Parliamentary Environmental Audit Committee chairman and Tory MP Philip Dunne welcomed the plans as a "sea change in policy action around sewage".
"With greater accountability and responsibility on water companies to clean up their act, there may now be light at the end of our Victorian pipe system.
"We are under no illusions that the scale of the challenge is significant, but when executives are paid handsomely and utility bills rising, consumers expect and demand more."
Hugo Tagholm, chief executive of campaign group Surfers Against Sewage, criticised water companies after the publication of data on discharges in 2021 and said the Government's plans had "targets and timeframes decades away".
"The water industry must surely be forced to act faster, with a greater urgency to tackle their woeful pollution record that is contributing to the destruction of our rivers and coastline," he said as he urged swimmers, surfers and water lovers to respond strongly to the consultation.
Stuart Singleton-White, head of campaigns at the Angling Trust, said the number of pollution incidents in 2021 was little change from the 400,000 the year before.
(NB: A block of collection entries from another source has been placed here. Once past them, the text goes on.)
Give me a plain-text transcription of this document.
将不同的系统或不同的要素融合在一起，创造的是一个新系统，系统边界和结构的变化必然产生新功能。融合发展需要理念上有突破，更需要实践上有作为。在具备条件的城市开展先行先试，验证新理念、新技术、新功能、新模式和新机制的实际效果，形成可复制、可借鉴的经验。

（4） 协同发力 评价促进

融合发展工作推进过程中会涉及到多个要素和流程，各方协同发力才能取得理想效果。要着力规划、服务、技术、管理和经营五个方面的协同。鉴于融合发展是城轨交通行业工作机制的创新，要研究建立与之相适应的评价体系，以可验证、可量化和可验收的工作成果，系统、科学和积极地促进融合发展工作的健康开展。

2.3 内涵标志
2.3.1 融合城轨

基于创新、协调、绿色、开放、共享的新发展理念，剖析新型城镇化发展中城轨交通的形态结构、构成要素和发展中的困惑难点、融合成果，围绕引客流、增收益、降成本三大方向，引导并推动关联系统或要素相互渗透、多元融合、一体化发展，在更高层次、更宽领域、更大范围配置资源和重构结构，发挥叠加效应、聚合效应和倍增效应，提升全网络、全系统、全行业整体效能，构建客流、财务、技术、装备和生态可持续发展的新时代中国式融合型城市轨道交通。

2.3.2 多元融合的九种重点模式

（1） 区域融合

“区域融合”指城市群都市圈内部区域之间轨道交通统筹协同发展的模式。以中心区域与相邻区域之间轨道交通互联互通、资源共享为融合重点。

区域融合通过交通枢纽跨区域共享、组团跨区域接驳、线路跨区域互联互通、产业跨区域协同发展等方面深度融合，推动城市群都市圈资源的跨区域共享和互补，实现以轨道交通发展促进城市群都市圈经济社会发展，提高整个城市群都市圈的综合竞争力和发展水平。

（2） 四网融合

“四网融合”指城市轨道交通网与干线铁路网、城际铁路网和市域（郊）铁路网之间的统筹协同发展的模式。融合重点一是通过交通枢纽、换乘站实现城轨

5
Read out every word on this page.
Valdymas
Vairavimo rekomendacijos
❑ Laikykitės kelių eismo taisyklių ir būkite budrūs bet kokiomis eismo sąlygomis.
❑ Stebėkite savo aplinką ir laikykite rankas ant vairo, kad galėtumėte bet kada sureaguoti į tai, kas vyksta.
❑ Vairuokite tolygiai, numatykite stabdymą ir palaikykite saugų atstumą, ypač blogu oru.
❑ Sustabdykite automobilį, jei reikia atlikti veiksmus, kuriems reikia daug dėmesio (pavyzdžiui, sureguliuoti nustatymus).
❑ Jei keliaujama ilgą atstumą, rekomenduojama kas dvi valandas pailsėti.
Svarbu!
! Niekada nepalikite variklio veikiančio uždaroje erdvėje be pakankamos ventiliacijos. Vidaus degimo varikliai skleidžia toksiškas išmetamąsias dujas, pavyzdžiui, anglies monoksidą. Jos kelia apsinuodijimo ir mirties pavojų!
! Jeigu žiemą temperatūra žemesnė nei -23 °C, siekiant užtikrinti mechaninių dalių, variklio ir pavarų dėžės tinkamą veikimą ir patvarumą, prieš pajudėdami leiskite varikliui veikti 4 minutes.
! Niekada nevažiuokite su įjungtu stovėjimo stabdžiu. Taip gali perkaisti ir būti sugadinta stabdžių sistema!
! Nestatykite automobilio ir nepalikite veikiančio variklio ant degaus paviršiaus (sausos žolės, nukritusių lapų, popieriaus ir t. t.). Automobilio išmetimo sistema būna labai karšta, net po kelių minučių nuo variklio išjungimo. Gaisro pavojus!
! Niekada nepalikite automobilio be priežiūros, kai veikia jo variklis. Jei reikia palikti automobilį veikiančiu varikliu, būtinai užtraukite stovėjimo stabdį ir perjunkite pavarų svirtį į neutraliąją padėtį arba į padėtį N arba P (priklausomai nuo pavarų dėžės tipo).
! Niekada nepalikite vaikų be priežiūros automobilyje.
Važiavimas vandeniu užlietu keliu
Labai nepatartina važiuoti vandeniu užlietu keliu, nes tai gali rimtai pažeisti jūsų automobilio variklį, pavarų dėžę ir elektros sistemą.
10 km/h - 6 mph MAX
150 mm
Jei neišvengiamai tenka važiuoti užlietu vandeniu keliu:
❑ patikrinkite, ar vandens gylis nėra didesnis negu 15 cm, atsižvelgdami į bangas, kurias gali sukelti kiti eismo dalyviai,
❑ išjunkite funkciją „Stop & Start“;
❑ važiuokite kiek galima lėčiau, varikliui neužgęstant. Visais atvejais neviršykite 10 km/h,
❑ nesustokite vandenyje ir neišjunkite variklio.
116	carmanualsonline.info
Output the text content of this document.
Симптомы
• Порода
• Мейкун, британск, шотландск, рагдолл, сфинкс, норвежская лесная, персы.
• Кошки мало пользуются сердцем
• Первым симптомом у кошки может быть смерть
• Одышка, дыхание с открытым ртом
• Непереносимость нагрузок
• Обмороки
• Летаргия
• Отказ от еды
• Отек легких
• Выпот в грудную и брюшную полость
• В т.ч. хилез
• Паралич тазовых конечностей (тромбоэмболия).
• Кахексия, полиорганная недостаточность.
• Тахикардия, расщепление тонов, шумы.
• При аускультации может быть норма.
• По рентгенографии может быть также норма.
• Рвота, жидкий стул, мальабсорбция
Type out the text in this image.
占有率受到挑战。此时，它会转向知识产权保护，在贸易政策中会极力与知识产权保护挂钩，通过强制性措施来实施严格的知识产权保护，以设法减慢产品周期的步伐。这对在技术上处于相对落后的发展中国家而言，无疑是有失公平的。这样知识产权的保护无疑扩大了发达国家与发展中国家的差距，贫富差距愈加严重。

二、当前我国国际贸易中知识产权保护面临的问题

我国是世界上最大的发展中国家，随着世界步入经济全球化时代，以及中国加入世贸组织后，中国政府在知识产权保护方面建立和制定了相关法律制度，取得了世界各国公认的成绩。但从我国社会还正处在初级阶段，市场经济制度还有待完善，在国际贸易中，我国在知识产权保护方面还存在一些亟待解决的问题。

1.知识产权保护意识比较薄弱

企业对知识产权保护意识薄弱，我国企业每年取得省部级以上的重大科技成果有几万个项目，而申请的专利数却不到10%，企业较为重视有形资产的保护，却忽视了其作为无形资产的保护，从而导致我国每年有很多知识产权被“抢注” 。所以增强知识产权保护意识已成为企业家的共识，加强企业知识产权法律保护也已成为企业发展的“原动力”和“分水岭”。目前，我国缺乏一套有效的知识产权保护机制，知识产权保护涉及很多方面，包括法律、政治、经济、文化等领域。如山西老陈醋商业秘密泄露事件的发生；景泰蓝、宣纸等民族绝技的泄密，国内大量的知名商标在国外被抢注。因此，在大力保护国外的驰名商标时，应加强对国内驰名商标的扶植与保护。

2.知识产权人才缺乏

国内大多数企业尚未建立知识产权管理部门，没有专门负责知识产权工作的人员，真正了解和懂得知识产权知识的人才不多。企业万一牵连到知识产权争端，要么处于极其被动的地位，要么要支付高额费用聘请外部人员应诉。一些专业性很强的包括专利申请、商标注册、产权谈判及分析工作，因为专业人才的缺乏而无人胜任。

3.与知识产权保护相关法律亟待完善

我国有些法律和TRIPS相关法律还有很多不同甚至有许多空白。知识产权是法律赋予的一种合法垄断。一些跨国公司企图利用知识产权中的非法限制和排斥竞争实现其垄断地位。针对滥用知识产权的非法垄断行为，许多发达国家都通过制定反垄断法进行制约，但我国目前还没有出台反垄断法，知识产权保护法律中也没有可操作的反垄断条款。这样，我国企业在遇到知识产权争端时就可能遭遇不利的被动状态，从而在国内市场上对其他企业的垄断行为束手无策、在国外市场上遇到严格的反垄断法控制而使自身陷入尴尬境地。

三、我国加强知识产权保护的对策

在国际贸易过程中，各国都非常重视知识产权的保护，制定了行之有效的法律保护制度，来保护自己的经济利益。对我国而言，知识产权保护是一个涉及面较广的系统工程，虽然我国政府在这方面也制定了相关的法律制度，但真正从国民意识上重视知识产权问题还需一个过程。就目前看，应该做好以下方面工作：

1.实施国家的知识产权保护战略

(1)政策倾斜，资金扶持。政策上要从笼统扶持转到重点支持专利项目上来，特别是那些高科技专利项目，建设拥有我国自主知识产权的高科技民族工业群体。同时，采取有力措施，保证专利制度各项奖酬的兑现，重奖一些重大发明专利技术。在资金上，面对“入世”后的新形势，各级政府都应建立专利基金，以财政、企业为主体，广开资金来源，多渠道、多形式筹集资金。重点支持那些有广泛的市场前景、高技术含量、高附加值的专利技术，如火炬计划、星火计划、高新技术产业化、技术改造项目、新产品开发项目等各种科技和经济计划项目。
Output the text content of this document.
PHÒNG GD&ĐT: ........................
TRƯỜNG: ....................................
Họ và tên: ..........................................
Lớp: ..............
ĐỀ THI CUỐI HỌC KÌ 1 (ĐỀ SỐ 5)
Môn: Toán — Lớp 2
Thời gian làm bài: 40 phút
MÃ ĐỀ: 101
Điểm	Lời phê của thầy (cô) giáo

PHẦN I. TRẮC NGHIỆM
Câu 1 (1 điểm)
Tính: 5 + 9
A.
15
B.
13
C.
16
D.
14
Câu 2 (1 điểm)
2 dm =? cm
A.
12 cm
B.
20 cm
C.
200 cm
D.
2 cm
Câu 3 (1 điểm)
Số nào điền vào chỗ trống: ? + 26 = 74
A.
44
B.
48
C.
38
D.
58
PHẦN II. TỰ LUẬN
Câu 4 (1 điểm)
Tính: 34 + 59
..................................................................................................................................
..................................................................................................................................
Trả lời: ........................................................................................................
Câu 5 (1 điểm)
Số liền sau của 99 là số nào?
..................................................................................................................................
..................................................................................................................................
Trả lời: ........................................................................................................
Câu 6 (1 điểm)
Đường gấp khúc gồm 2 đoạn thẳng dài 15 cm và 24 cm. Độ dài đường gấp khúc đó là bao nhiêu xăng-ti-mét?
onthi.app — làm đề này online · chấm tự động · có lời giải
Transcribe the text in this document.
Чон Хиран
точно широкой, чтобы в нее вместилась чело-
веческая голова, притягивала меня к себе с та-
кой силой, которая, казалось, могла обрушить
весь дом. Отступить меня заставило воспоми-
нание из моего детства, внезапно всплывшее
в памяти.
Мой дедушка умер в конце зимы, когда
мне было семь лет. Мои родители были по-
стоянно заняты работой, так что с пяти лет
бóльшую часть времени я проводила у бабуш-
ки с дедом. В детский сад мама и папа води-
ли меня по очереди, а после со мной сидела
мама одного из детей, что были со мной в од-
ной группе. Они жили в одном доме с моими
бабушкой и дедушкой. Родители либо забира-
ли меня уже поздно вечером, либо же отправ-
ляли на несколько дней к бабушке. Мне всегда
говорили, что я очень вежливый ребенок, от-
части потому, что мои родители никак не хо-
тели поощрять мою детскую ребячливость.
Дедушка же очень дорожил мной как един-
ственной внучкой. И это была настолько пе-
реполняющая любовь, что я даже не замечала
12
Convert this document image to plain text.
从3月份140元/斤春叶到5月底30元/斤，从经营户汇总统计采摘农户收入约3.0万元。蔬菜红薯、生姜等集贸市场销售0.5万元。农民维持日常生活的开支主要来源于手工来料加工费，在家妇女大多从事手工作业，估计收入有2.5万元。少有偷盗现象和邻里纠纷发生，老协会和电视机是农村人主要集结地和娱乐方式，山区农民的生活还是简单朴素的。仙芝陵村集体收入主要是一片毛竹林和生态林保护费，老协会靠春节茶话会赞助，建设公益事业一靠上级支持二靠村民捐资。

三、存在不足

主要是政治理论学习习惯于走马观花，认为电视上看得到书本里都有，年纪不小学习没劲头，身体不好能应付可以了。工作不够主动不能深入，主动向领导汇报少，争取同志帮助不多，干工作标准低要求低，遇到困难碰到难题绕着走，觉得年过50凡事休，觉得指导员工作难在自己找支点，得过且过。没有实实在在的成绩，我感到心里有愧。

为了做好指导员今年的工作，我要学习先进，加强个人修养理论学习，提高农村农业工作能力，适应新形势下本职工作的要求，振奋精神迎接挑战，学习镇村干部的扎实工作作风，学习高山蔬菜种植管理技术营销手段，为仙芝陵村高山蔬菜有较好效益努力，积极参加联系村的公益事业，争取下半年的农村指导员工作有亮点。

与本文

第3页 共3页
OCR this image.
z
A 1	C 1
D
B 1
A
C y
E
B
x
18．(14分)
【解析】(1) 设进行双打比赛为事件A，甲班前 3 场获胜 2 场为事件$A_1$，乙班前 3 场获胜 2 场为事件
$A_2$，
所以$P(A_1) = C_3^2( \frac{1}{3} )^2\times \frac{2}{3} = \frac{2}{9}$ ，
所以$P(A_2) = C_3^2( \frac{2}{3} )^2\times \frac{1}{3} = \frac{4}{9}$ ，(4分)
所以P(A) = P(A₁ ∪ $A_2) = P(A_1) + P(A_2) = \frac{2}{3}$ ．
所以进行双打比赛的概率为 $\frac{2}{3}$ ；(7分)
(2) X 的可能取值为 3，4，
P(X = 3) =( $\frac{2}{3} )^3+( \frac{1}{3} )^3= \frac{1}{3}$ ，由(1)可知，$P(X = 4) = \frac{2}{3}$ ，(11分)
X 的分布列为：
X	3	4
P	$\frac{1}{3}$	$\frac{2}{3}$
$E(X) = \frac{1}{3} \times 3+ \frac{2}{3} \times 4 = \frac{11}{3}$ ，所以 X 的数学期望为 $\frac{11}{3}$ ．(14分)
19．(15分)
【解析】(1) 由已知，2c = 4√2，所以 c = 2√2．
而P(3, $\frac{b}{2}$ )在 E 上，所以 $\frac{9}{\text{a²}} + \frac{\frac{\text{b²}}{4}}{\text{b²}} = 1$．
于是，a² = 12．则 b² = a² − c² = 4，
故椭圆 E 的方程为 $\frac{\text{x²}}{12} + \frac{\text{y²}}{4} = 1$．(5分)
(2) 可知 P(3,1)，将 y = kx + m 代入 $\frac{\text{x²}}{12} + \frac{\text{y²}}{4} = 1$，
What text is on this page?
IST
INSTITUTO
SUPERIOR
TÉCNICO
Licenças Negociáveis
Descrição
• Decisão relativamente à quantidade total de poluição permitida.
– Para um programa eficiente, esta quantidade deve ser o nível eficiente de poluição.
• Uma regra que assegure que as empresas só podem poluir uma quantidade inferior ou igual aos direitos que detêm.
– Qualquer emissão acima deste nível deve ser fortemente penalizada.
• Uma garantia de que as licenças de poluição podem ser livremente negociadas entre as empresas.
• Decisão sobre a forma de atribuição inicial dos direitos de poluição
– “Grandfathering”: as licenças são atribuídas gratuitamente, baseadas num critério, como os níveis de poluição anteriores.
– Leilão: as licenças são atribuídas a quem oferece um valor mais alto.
He said: "These figures from the Environment Agency show that water companies continue to abuse our rivers.
"They have been released on the same day as the government launches its consultation on managing discharges from storm overflows.
"If another 372,500 spills on top of the 400,000 spills in 2020 doesn't scream for action to be taken now, then I'd like to know what does.
"We cannot wait to 2050 to fix this problem. Our rivers are dying before our eyes."